Censo de quilombolas mostra impacto da escravidão e da resistência negra, dizem historiadoras

SÃO PAULO, SP (FOLHAPRESS) – Além das comunidades quilombolas e entidades ligadas a esse grupo social, o Censo 2022 que fez o primeiro mapeamento dessa parcela da população também tem sido comemorado por especialistas no tema, que consideram o levantamento fundamental.

Entre os motivos apontados está a possibilidade de elaborar políticas públicas de forma mais eficiente. Além disso, os dados levantados pelo IBGE poderão ajudar no processo de delimitação e titulação de terras quilombolas, a principal demanda das comunidades.

Para a professora de história da UFRB (Universidade Federal do Recôncavo da Bahia) Luciana Brito, os números apresentados são impressionantes. Segundo ela, os dados dizem muito sobre história do Brasil, sobre a política do país, sobre economia e sobre movimentos migratórios.

“Foram quase 400 anos de escravidão. [O Censo] Nos mostra como esse foi um episódio que impacta a forma como a população negra se organiza até hoje”, diz.

“A despeito dos movimentos migratórios de uma população negra do Nordeste para o Sudeste do país, nós compreendemos que a força da escravidão foi tão grande que determina onde essas populações se concentraram.”

Por outro lado, ela destaca que essa concentração no Nordeste de pessoas quilombolas mostra a força da resistência negra. “Elas construíram estruturas políticas e econômicas e sociais que permitiram que elas se mantivessem em um determinado território. Essas pessoas não esperaram políticas de Estado.”

Luciana Brito diz que as comunidades quilombolas estão na linha de frente de um conflito de terra no Brasil. Segundo ela, essas populações são muito cientes dos seus direitos e da ameaça que elas sofrem.

“A gente compreende melhor a dinâmica da política brasileira. Quando um presidente diz que não vai reconhecer nenhuma terra quilombola ou indígena, ele está falando dessa organização política quilombola, que se articula em torno de demandas de políticas públicas que lhe garantam saúde e educação”, afirma em referência ao ex-presidente Jair Bolsonaro.

“Não são fruto de um racismo sem sentido ou desarticulado as investidas que as populações quilombolas e no Nordeste têm sofrido nos últimos quatro ou cinco anos.”

O Censo mostra que o Brasil tem 1,3 milhão de quilombolas. O contingente equivale a 0,65% do total de habitantes no país (203,1 milhões).
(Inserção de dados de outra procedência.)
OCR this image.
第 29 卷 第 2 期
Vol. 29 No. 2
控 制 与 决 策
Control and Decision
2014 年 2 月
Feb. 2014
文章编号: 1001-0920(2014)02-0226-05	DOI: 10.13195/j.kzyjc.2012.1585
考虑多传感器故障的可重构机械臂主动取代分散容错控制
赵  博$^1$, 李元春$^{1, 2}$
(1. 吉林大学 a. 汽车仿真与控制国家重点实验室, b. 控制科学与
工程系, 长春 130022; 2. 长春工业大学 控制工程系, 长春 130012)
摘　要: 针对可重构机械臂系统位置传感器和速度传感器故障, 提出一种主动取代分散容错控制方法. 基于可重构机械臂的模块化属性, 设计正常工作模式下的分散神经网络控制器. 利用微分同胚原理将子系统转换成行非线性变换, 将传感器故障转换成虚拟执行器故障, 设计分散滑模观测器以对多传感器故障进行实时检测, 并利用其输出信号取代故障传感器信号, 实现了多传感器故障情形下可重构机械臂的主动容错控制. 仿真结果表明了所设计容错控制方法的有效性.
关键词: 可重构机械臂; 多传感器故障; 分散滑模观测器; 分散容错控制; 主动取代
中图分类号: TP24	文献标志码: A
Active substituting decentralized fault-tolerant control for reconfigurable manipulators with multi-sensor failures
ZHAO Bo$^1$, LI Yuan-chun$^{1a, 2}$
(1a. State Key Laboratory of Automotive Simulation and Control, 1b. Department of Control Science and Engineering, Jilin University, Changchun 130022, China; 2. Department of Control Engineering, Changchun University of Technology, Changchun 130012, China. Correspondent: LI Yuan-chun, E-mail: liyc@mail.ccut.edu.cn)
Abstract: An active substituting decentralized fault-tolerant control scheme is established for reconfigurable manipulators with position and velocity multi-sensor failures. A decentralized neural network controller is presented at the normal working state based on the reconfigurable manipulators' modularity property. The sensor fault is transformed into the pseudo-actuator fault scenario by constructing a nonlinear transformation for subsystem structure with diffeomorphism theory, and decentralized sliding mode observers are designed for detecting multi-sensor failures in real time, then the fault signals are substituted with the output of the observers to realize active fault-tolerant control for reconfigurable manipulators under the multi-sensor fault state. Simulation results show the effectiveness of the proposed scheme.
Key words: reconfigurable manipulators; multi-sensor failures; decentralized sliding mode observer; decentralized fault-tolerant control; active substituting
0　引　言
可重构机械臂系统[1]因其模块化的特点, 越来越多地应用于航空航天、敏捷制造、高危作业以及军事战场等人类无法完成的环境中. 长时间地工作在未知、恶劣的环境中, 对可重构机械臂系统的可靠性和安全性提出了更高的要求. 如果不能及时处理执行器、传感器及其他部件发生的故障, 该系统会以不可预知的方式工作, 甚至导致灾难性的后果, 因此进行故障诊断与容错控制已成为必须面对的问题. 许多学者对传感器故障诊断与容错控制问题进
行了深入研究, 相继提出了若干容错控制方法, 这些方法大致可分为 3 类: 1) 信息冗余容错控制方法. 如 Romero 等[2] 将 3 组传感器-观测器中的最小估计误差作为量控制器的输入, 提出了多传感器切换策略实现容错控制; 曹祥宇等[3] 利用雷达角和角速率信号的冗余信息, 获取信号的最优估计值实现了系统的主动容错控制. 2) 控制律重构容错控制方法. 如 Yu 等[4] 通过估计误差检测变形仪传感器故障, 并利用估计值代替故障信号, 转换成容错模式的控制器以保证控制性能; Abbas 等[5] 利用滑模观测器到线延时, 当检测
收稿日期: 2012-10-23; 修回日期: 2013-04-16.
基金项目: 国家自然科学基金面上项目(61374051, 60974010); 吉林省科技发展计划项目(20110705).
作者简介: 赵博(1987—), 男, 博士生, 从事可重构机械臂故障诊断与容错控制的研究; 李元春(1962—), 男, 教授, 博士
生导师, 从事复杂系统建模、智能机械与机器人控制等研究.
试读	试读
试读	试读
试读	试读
A divulgação tem caráter histórico porque é a primeira vez que a pesquisa identifica os quilombolas e as suas características no Brasil, incluindo quantos são e onde vivem.

Segundo Ynaê Lopes dos Santos, professora de história da UFF (Universidade Federal Fluminense), é possível traçar uma uma relação entre a concentração de comunidades quilombolas do Nordeste do país e a concentração de população escravizada na mesma região, durante o período colonial.

Ela aponta ainda que, no período da escravidão, o Nordeste foi uma região de intensa presença de africanos escravizados e seus descendentes em razão da economia agroexportadora.

“Mas é preciso dizer que esses dados também devem ser lidos em conjunto com a questão da concentração fundiária no Brasil, que faz parte, digamos, do mesmo problema. Essa concentração fundiária está muito vinculada com o período do fim da escravidão e a manutenção disso se alimenta pelo racismo no país.”

De acordo com os dados divulgados nesta quinta (27), a maior parte dos quilombolas reside no Nordeste. São 905,4 mil na região. O número corresponde a 68,2% da população total que pertence ao grupo no Brasil. O Sudeste tem 13,7% (182.305), o Norte, 12,5% (166.069), e o Centro-Oeste, 3,4% (44.957). O Sul do Brasil registra 2,2%.

A professora da UFF destaca ainda que há também um movimento que é relativamente mais recente se comparado ao período da escravidão.

“Houve uma migração da população no Nordeste. Muitas [pessoas] vão para a região Norte. Então, faz sentido uma concentração nessa região limítrofe entre o Nordeste e o Norte de quilombos, que têm provavelmente outras configurações do ponto de vista étnico-racial. Deve ter uma presença muito maior de pessoas quilombolas que se consideram indígenas”, diz.

A avaliação de Ynaê Santos vai na mesma linha do que disse o historiador Flávio Gomes, da UFRJ (Universidade Federal do Rio de Janeiro), em entrevista à reportagem. Ele aponta que a pesquisa do IBGE ainda não captou todas as dimensões dessa parcela da população porque uma parte dela está invisibilizada.

“Tem uma face camponesa negra, fundamentalmente a terceira geração do pós-emancipação [abolição da escravatura], que tem vinculação com quilombos”, afirmou.